The Republican-led Senate majority, however, has rejected the House's tax proposal, saying it would hurt Alaska's economy and that the Permanent Fund can solve most of the budget problem.
But deficit-reduction plans that rely on the Permanent Fund alone are expected to still leave a substantial budget gap. And House leaders worry that without taxes, lawmakers will turn back to the Permanent Fund for more money once the state's savings accounts are empty.
[Related: Can the Permanent Fund save Alaska's budget, without taxes?]
"If we rely on a Permanent Fund-only approach to resolving the budget deficit, there might not be a Permanent Fund dividend in the future," said House Speaker Bryce Edgmon, D-Dillingham. The amendment, he added, could "ultimately force the Legislature to make some difficult choices that in our caucus' view should be made now."
The House had planned to finish its work on the state's annual operating budget next week. But the finance committee canceled three hearings on the legislation this week and has scheduled two more next week on House Joint Resolution 23, which proposes a constitutional amendment related to the Permanent Fund.
Monday's hearing includes an opportunity for public testimony.
The resolution, originally sponsored by Anchorage Democratic Rep. Chris Tuck, has been sitting in the finance committee for nearly a year, without a hearing.
House leaders plan to release a substitute version Monday that will propose to restructure the management of the Permanent Fund. It would likely use most of its investment earnings for government services and leave a smaller portion for dividends, according to Seaton.
Edgmon said the size of the dividend payment will likely be in line with the $1,250 that's already included in the House's preliminary budget proposal.
That's substantially less than would be set aside if House leaders wrote their proposal to line up with the historical legal formula for calculating dividends. But legislative leaders in both the House and Senate, and Gov. Bill Walker, say that larger payments are not sustainable.
Before the proposed constitutional amendment can go before Alaska voters, though, it will need 27 votes in the House and 14 in the Senate — and those majorities are not guaranteed.
The House majority, after Friday's swearing-in of a new member, will hold 22 seats in the 40-member chamber, leaving it five votes short. A spokeswoman for the House Republican minority referred questions to North Pole Republican Rep. Tammie Wilson.

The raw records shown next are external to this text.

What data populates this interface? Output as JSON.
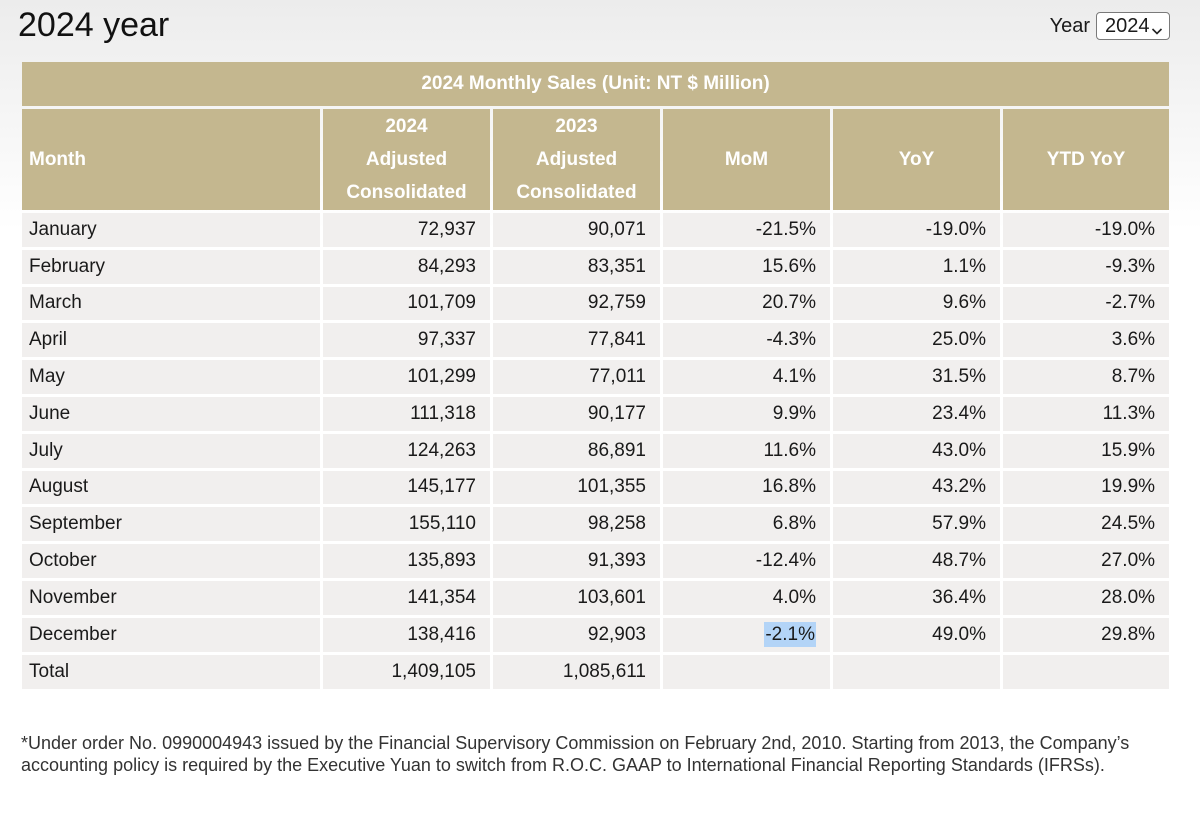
{
  "page": {
    "title": "2024 year"
  },
  "year_picker": {
    "label": "Year",
    "selected": "2024"
  },
  "table": {
    "caption": "2024 Monthly Sales (Unit: NT $ Million)",
    "headers": {
      "month": "Month",
      "col2024": [
        "2024",
        "Adjusted",
        "Consolidated"
      ],
      "col2023": [
        "2023",
        "Adjusted",
        "Consolidated"
      ],
      "mom": "MoM",
      "yoy": "YoY",
      "ytd": "YTD YoY"
    },
    "rows": [
      {
        "month": "January",
        "v2024": "72,937",
        "v2023": "90,071",
        "mom": "-21.5%",
        "yoy": "-19.0%",
        "ytd": "-19.0%"
      },
      {
        "month": "February",
        "v2024": "84,293",
        "v2023": "83,351",
        "mom": "15.6%",
        "yoy": "1.1%",
        "ytd": "-9.3%"
      },
      {
        "month": "March",
        "v2024": "101,709",
        "v2023": "92,759",
        "mom": "20.7%",
        "yoy": "9.6%",
        "ytd": "-2.7%"
      },
      {
        "month": "April",
        "v2024": "97,337",
        "v2023": "77,841",
        "mom": "-4.3%",
        "yoy": "25.0%",
        "ytd": "3.6%"
      },
      {
        "month": "May",
        "v2024": "101,299",
        "v2023": "77,011",
        "mom": "4.1%",
        "yoy": "31.5%",
        "ytd": "8.7%"
      },
      {
        "month": "June",
        "v2024": "111,318",
        "v2023": "90,177",
        "mom": "9.9%",
        "yoy": "23.4%",
        "ytd": "11.3%"
      },
      {
        "month": "July",
        "v2024": "124,263",
        "v2023": "86,891",
        "mom": "11.6%",
        "yoy": "43.0%",
        "ytd": "15.9%"
      },
      {
        "month": "August",
        "v2024": "145,177",
        "v2023": "101,355",
        "mom": "16.8%",
        "yoy": "43.2%",
        "ytd": "19.9%"
      },
      {
        "month": "September",
        "v2024": "155,110",
        "v2023": "98,258",
        "mom": "6.8%",
        "yoy": "57.9%",
        "ytd": "24.5%"
      },
      {
        "month": "October",
        "v2024": "135,893",
        "v2023": "91,393",
        "mom": "-12.4%",
        "yoy": "48.7%",
        "ytd": "27.0%"
      },
      {
        "month": "November",
        "v2024": "141,354",
        "v2023": "103,601",
        "mom": "4.0%",
        "yoy": "36.4%",
        "ytd": "28.0%"
      },
      {
        "month": "December",
        "v2024": "138,416",
        "v2023": "92,903",
        "mom": "-2.1%",
        "yoy": "49.0%",
        "ytd": "29.8%"
      }
    ],
    "total": {
      "month": "Total",
      "v2024": "1,409,105",
      "v2023": "1,085,611",
      "mom": "",
      "yoy": "",
      "ytd": ""
    }
  },
  "footnote": "*Under order No. 0990004943 issued by the Financial Supervisory Commission on February 2nd, 2010. Starting from 2013, the Company’s accounting policy is required by the Executive Yuan to switch from R.O.C. GAAP to International Financial Reporting Standards (IFRSs).",
  "colors": {
    "header_bg": "#c4b78f",
    "cell_bg": "#f1efee",
    "selection_highlight": "#b3d4f7"
  },
  "icons": {
    "year_select": "chevron-down-icon"
  }
}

"What I have heard from the public is that they want to keep the PFD as it was originally formulated," said Wilson. She added that she would prefer to pay higher dividends, cut public services and spend some money from Alaska's savings accounts while waiting for state oil revenue to increase.
Some Senate majority members have also signaled their opposition to putting the dividend program in the constitution.
Senate President Pete Kelly, R-Fairbanks, said at a news conference this week that that idea is "problematic."
"For anyone who has studied history, that certainly wasn't the idea of the founding fathers — that we would ever make payments and that would be a constitutional right," he said.
And in an opinion piece this week, North Pole Republican Sen. John Coghill called the dividend a "statutory entitlement" that should not be placed in the constitution. He said in a phone interview Thursday that he would be unlikely to support the House's proposed amendment, though he added that he would allow debate on it in the Senate Judiciary Committee, which he chairs.
"I would hear it, I would discuss it and I would try to amend the constitutional dividend out," he said. "I would not hold it in committee."
The Senate majority's opposition, however, is not universal: Sen. Bert Stedman, R-Sitka, has his own proposal to put the dividend into the constitution.
His Senate Joint Resolution 9 is similar to the House majority's new proposal; it sets aside some of the Permanent Fund's earnings for the dividend while allowing the rest to be spent on government services.
Stedman's proposal, however, has not gotten traction with his colleagues: It's been sitting in the Senate State Affairs Committee since January without a hearing.